Angela walks over to one of the hospital beds and uses the controls to lift it about four feet in the air. She looks at a young patient who is also in the ward, and asks him if he minds. “No,” he replies, with a look on his face that shows that he has been through this with her before.

And that is where I woke up.

No Plates for Mr. Classy.

26 Jun

June 26, 2022

The Blog family went out to dinner today. It was Mr. and Mrs. Blog, Mamma Blog, and ne’er-do-well brother Allan Keyes. Just to show how classy we are, we went to Olive Garden. In a city full of good Italian restaurants, we decided to go to the chain place at the mall.

We were immediately seated, and in a restaurant nearly empty, were given a table close, but not too close, to the kitchen, and within direct sight, though not smell, of the bathrooms. Olive Garden knows a classy family when it sees one.

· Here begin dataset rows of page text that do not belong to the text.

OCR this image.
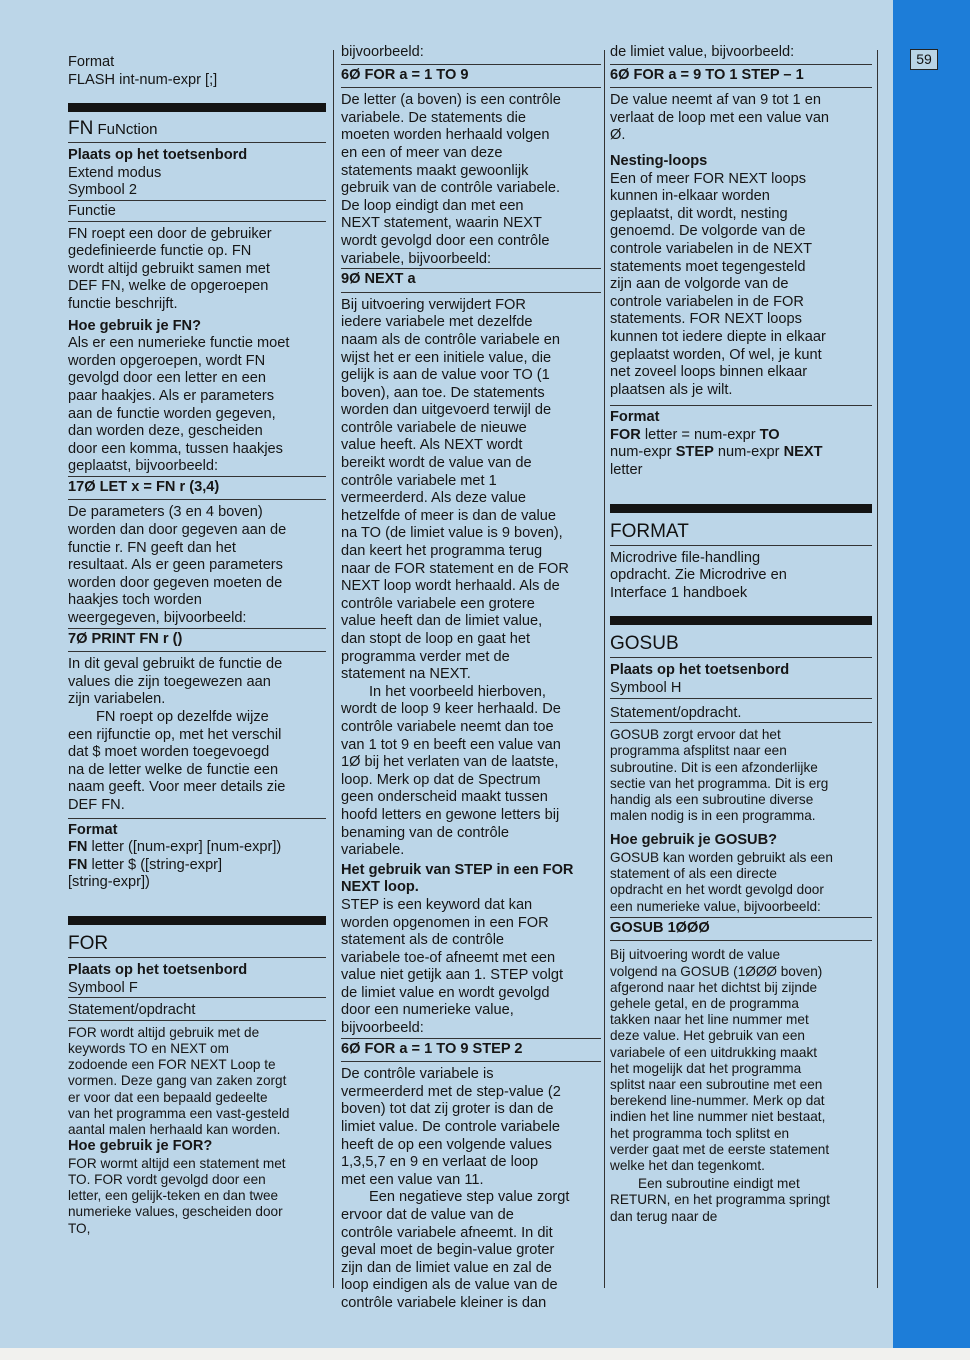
59
Format
FLASH int-num-expr [;]
FN FuNction
Plaats op het toetsenbord
Extend modus
Symbool 2
Functie
FN roept een door de gebruiker
gedefinieerde functie op. FN
wordt altijd gebruikt samen met
DEF FN, welke de opgeroepen
functie beschrijft.
Hoe gebruik je FN?
Als er een numerieke functie moet
worden opgeroepen, wordt FN
gevolgd door een letter en een
paar haakjes. Als er parameters
aan de functie worden gegeven,
dan worden deze, gescheiden
door een komma, tussen haakjes
geplaatst, bijvoorbeeld:
17Ø LET x = FN r (3,4)
De parameters (3 en 4 boven)
worden dan door gegeven aan de
functie r. FN geeft dan het
resultaat. Als er geen parameters
worden door gegeven moeten de
haakjes toch worden
weergegeven, bijvoorbeeld:
7Ø PRINT FN r ()
In dit geval gebruikt de functie de
values die zijn toegewezen aan
zijn variabelen.
FN roept op dezelfde wijze
een rijfunctie op, met het verschil
dat $ moet worden toegevoegd
na de letter welke de functie een
naam geeft. Voor meer details zie
DEF FN.
Format
FN letter ([num-expr] [num-expr])
FN letter $ ([string-expr]
[string-expr])
FOR
Plaats op het toetsenbord
Symbool F
Statement/opdracht
FOR wordt altijd gebruik met de
keywords TO en NEXT om
zodoende een FOR NEXT Loop te
vormen. Deze gang van zaken zorgt
er voor dat een bepaald gedeelte
van het programma een vast-gesteld
aantal malen herhaald kan worden.
Hoe gebruik je FOR?
FOR wormt altijd een statement met
TO. FOR vordt gevolgd door een
letter, een gelijk-teken en dan twee
numerieke values, gescheiden door
TO,
bijvoorbeeld:
6Ø FOR a = 1 TO 9
De letter (a boven) is een contrôle
variabele. De statements die
moeten worden herhaald volgen
en een of meer van deze
statements maakt gewoonlijk
gebruik van de contrôle variabele.
De loop eindigt dan met een
NEXT statement, waarin NEXT
wordt gevolgd door een contrôle
variabele, bijvoorbeeld:
9Ø NEXT a
Bij uitvoering verwijdert FOR
iedere variabele met dezelfde
naam als de contrôle variabele en
wijst het er een initiele value, die
gelijk is aan de value voor TO (1
boven), aan toe. De statements
worden dan uitgevoerd terwijl de
contrôle variabele de nieuwe
value heeft. Als NEXT wordt
bereikt wordt de value van de
contrôle variabele met 1
vermeerderd. Als deze value
hetzelfde of meer is dan de value
na TO (de limiet value is 9 boven),
dan keert het programma terug
naar de FOR statement en de FOR
NEXT loop wordt herhaald. Als de
contrôle variabele een grotere
value heeft dan de limiet value,
dan stopt de loop en gaat het
programma verder met de
statement na NEXT.
In het voorbeeld hierboven,
wordt de loop 9 keer herhaald. De
contrôle variabele neemt dan toe
van 1 tot 9 en beeft een value van
1Ø bij het verlaten van de laatste,
loop. Merk op dat de Spectrum
geen onderscheid maakt tussen
hoofd letters en gewone letters bij
benaming van de contrôle
variabele.
Het gebruik van STEP in een FOR
NEXT loop.
STEP is een keyword dat kan
worden opgenomen in een FOR
statement als de contrôle
variabele toe-of afneemt met een
value niet getijk aan 1. STEP volgt
de limiet value en wordt gevolgd
door een numerieke value,
bijvoorbeeld:
6Ø FOR a = 1 TO 9 STEP 2
De contrôle variabele is
vermeerderd met de step-value (2
boven) tot dat zij groter is dan de
limiet value. De controle variabele
heeft de op een volgende values
1,3,5,7 en 9 en verlaat de loop
met een value van 11.
Een negatieve step value zorgt
ervoor dat de value van de
contrôle variabele afneemt. In dit
geval moet de begin-value groter
zijn dan de limiet value en zal de
loop eindigen als de value van de
contrôle variabele kleiner is dan
de limiet value, bijvoorbeeld:
6Ø FOR a = 9 TO 1 STEP – 1
De value neemt af van 9 tot 1 en
verlaat de loop met een value van
Ø.
Nesting-loops
Een of meer FOR NEXT loops
kunnen in-elkaar worden
geplaatst, dit wordt, nesting
genoemd. De volgorde van de
controle variabelen in de NEXT
statements moet tegengesteld
zijn aan de volgorde van de
controle variabelen in de FOR
statements. FOR NEXT loops
kunnen tot iedere diepte in elkaar
geplaatst worden, Of wel, je kunt
net zoveel loops binnen elkaar
plaatsen als je wilt.
Format
FOR letter = num-expr TO
num-expr STEP num-expr NEXT
letter
FORMAT
Microdrive file-handling
opdracht. Zie Microdrive en
Interface 1 handboek
GOSUB
Plaats op het toetsenbord
Symbool H
Statement/opdracht.
GOSUB zorgt ervoor dat het
programma afsplitst naar een
subroutine. Dit is een afzonderlijke
sectie van het programma. Dit is erg
handig als een subroutine diverse
malen nodig is in een programma.
Hoe gebruik je GOSUB?
GOSUB kan worden gebruikt als een
statement of als een directe
opdracht en het wordt gevolgd door
een numerieke value, bijvoorbeeld:
GOSUB 1ØØØ
Bij uitvoering wordt de value
volgend na GOSUB (1ØØØ boven)
afgerond naar het dichtst bij zijnde
gehele getal, en de programma
takken naar het line nummer met
deze value. Het gebruik van een
variabele of een uitdrukking maakt
het mogelijk dat het programma
splitst naar een subroutine met een
berekend line-nummer. Merk op dat
indien het line nummer niet bestaat,
het programma toch splitst en
verder gaat met de eerste statement
welke het dan tegenkomt.
Een subroutine eindigt met
RETURN, en het programma springt
dan terug naar de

After a perusal of the menu, we ordered, among other things, the spinach and artichoke dip appetizer. The waitress informed us that it wasn’t quite ready and might take a little longer, maybe ten minutes. We were OK with that and ordered some other appetizers as well.

I can probably answer this question for you, CNBC.

The other appetizers came and the waitress brought our drinks. We were ready to begin, except for the small detail that we had no plates. I did the math: 4 people + 2 appetizers = 0 plates just isn’t right.

We flagged down the waitress and explained that we would rather not eat gooey lasagna fritter off the table and just perhaps some plates would be in order. She was very sympathetic and so, nearly six minutes later she brought the plates. And the spinach and artichoke dip? Just a few minutes more.

We finished the appetizers and the entrees arrived, none too quickly. And the spinach dip? Might be another half hour. Yes, that’s right, another half hour, meaning that it would be ready for us right about when we were paying the check. What was the problem, we inquired?

It was still frozen.

We canceled the dip.

After finishing our meal, and I will spare you the details because the food we actually did get was mediocre at best, (I am sure the frozen-in-a-block-of-ice spinach dip would have been utterly delicious), we paid the bill on one of those annoying electronic monitors they stick on your table so you can do the work they pay the waitress for. The screen detailed the order and there was the reason why we did not get any plates.

The bill specified that we were not to get any plates with the appetizers.

What’s up with that? Should I take this personally? Did they look at us and say “this family of apes can eat with their fingers. Maybe we won’t give them napkins either.”? They went out of their way to PUT IN CAPITALS “NO APP PLATES.” Was that a warning to the server? “You better not give them plates or we are going to punish you by making you thaw out the spinach dip with a match.”

Well, I don’t know what was going on, but Allan Keyes gave the waitress an appropriate tip (and luckily he did not give her the finger) and then the electronic annoyance asked him to fill out a survey, which he did in excruciatingly exact detail.